Mostly, Jessica Chastain and Idris Elba perform the verbal gymnastics serviceably, though some scenes end up sounding hollow and unnatural. Whether that’s the fault of the actors though is hard to say. Still, if you like Sorkin’s rhythm (not to mention self-righteousness), you’ll like Molly’s Game.
It’s about Molly Bloom, a former championship skier, who builds a kind of underground poker empire, before running afoul of the Russian mob and the US government. The film toggles back and forth between her rise and fall, and her planning her defence with an equal verbose attorney.

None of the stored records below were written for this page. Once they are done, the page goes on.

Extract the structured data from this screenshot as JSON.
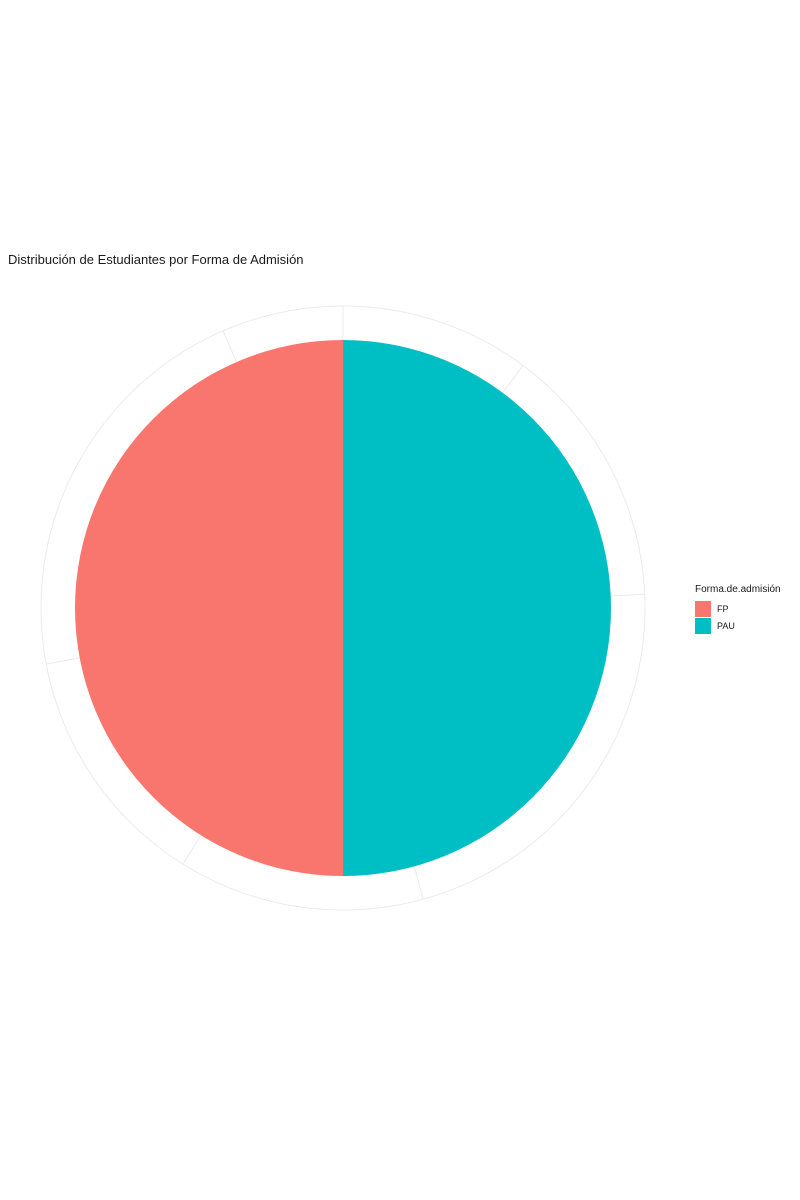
{
  "chart_data": {
    "type": "pie",
    "title": "Distribución de Estudiantes por Forma de Admisión",
    "legend_title": "Forma.de.admisión",
    "legend_position": "right",
    "grid": true,
    "slices": [
      {
        "label": "FP",
        "value": 50,
        "color": "#F8766D"
      },
      {
        "label": "PAU",
        "value": 50,
        "color": "#00BFC4"
      }
    ]
  }
}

Almost as recognizably Sorkin as the banter is in all his works, is the writer’s troubled relationship with women characters. They, like his men, are whip-smart and preternaturally articulate. But, often, they’re main job is to support the great men they work with or love (See: Kate Winslet in Steve Jobs, Annette Benning in The American President, Demi Moore in A Few Good Men, and on and on). Also, when he needs an audience surrogate to ask what’s going on, more than likely Sorkin will use one of his female characters. (In The West Wing this job usually fell to Donna—whom we love dearly).
In Molly’s Game, he comes as close as he ever has to breaking that habit. At the root of Molly’s character is an independence and grit that she hides in order to appear as the perfect woman to the men who spend all their money at her poker games. She is very nearly the inverse of most other Sorkin Women. Yes, she relies on men to help explain her situation to her self, but she the film is still very much hers. And unlike most other Sorkin Women, Molly doesn’t seem scattered or overwhelmed once. Still, it’s sad when Elba still gets the most righteously impressive monologues.
But, it’s Sorkin being Sorkin. And his progression, while slow, is still worth celebrating. One day, someone will rank all of his works—actually, that will likely happen as soon as this is released wide—and while Molly’s Game won’t be at the top of that list (that’s probably a spot reserved for The West Wing and A Few Good Men), it won’t be at the bottom either. But, on a ranking of Sorkin Women, Molly might just be on top (after C.J., of course).
-It’s a movie by Aaron Sorkin, so..
-But, stronger woman than usual.
-One monologue was so Sorkin-y the audience clapped, as if it were live!
-But that was a monologue delivered by a dude.